3月1日から6月12日まで、国立西洋美術館の企画展示室で開催中の"カラヴァッジョ展"。イタリアが誇る、バロック絵画を代表する画家カラヴァッジョの作品を"風俗""五感""光""斬首"といったキーワードごとに展示、その生涯の出来事を記録した古文書などの史料も展示されています。



 明暗対比を特徴とする斬新な作風によって、"トカゲに噛まれる少年""ナルキッソス"をはじめとする数々の名画を生み出し、イタリアのみならずヨーロッパ全体に影響を及ぼしたカラヴァッジョですが、作品同様、その私生活もまた他に追随を許さぬほど強烈なものだったといいます。

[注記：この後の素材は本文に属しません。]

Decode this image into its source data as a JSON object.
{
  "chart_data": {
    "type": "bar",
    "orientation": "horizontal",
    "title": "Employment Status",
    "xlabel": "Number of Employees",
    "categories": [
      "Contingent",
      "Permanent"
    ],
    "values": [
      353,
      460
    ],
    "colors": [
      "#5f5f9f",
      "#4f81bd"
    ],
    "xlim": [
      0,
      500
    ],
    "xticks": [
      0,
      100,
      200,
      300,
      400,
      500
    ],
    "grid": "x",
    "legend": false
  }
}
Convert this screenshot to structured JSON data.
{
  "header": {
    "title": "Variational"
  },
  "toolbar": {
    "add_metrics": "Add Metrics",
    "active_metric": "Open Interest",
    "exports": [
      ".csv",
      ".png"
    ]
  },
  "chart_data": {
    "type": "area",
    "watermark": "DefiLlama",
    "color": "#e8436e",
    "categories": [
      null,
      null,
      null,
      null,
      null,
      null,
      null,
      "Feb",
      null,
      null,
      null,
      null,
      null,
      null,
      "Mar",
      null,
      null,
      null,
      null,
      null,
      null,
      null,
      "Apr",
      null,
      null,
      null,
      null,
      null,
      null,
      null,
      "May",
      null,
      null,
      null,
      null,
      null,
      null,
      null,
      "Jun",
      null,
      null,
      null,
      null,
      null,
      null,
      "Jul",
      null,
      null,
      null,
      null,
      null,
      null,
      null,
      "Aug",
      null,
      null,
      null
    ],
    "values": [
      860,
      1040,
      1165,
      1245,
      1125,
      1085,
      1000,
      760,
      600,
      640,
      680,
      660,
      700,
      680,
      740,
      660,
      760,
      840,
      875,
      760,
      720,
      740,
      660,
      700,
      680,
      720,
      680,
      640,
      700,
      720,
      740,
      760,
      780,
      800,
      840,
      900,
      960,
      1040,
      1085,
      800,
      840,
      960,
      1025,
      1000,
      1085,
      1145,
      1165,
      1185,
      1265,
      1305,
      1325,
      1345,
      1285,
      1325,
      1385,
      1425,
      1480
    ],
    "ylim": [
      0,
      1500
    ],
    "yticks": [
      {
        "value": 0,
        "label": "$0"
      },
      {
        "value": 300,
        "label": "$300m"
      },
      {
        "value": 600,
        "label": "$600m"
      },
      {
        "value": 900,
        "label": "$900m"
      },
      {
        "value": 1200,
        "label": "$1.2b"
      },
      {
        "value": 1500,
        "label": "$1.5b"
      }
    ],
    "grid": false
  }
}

 20歳でミラノからローマに移り住み、人気画家として名を馳せる一方、毎晩酒場で暴れては暴言を吐き、皿や石を投げつけることもあったというカラヴァッジョ。1605 年には、ほぼ月に1回のペースで問題を起こしては出入獄を繰り返し、翌年には喧嘩相手を殺害。殺人罪で指名手配されたため、イタリア中を逃げまわりながら、逃亡中多くの作品を残します。そしてそれらの作品と引き換えに教皇の恩赦を求めてローマに向かうも、熱病に倒れ、38年という短い人生に幕を下ろすことになったのだといいます。



 作品だけでなく、その性格や私生活も破天荒だった芸術家たち。7月1日から9月4日まで京都市美術館にて、9月14日から12月12日まで国立新美術館において、油彩、オブジェ、映像など、200点に渡る過去最大規模の作品の展示が行われるダリもそのひとり。



 1929年にパリの美術界にデビューして以来、シュルレアリスムを代表する画家として、また"アンダルシアの犬"をはじめとする映画制作、彫刻や舞台装飾、宝石や衣装デザイン、さらにはチュッパチャプスキャンディのロゴデザインを手掛けた人物としても知られるダリは、数々の奇行でも有名。



 本書『大人の西洋美術常識』には、ダリのこんなエピソードが綴られています。



「国際シュルレアリスム展で行われた講演会にて、潜水服姿で2頭の大型犬を引きながら登場、窒息しかけて観客に助けられたり、象に乗ってエッフェル塔を訪れたり、頭にフランスパンを載せて取材に対応したこともあった。自らを天才と名乗り挑発的な発言も多く、奇行もアートのうちなのか、それともただの売名行為なのかと憶測を呼ぶこととなった」



 本書には、こうした芸術家たちの私生活におけるエピソードをはじめ、名画の読み解き方や隠された秘話など、西洋美術鑑賞の際に役立つヒントが盛り沢山。実際に美術館を訪れる前に一読すれば、より一層作品を楽しむことができるはずです。